Veel glippers vonden schijnbaar zelfs een gulden
teveel (de echte Joden haalde je er toen al uit) want
de goedkoopste en meest gebruikte gliptruc was het
doorgeven van seizoenkaarten en losse kaartjes.
Vaak gebeurde dit bij de pisbakken achter vak F. De
kaart werd in een pakje sigaretten gestopt en over
het hek en de sloot gegooid en zo door meerdere
jongens gebruikt. Was je door de eerste controle
heen dan was je "binnen". In de periode vóór het
staafincident was er nauwelijks controle bij vak F
(denk aan de legendarische tekst "vrij entree" die
boven de ingang gespoten stond). Stond er tot Ieders
verrassing toch controle, dan werd deze even kwaad
aangekeken en verder genegeerd.
Op een dag stond er een grote groep glippers voor
de ingang terwijl de wedstrijd al 15 minuten bezig
was. De dreiging voor de slechts 3 controleurs
werd ogenschijnlijk te groot want onder het oog van
de politie werd het hek opengezet.

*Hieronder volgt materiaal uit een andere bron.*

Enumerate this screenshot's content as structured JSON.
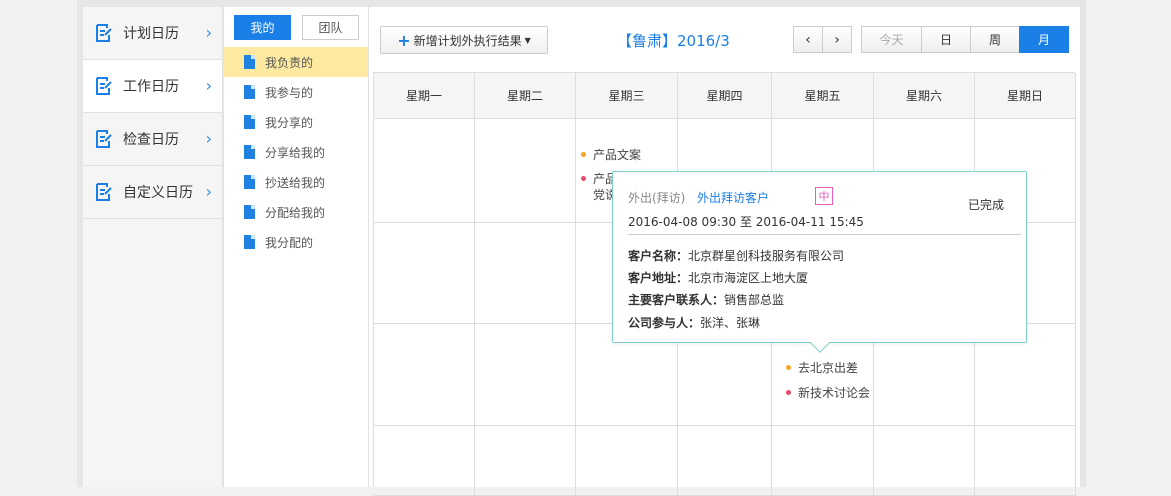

Op vak F vroegen
velen zich af waar al deze kleine rotjochies een
kwartier na aanvang van de wedstrijd toch allemaal
vandaan kwamen.
Een andere mogelijkheid bracht de gezinstribune
(Vak J). Ajax bood amateurclubs de gelegenheid om
met groepskorting de wedstrijd te bezoeken. Tot
grote vreugde van het glipvolk werd daar gretig
gebruik van gemaakt. Veel clubs kwamen een dagje
naar Ajax. Het toespreken van enkele willekeurige
kinderen alsof je ze al jaren kende en het aan de
controleurs vertellen dat je hun "begeleider" was
leverde een vrije doorgang op.
Een riskantere manier was het volgooien van de sloot
met rotzooi zodat je naar de overkant kon springen.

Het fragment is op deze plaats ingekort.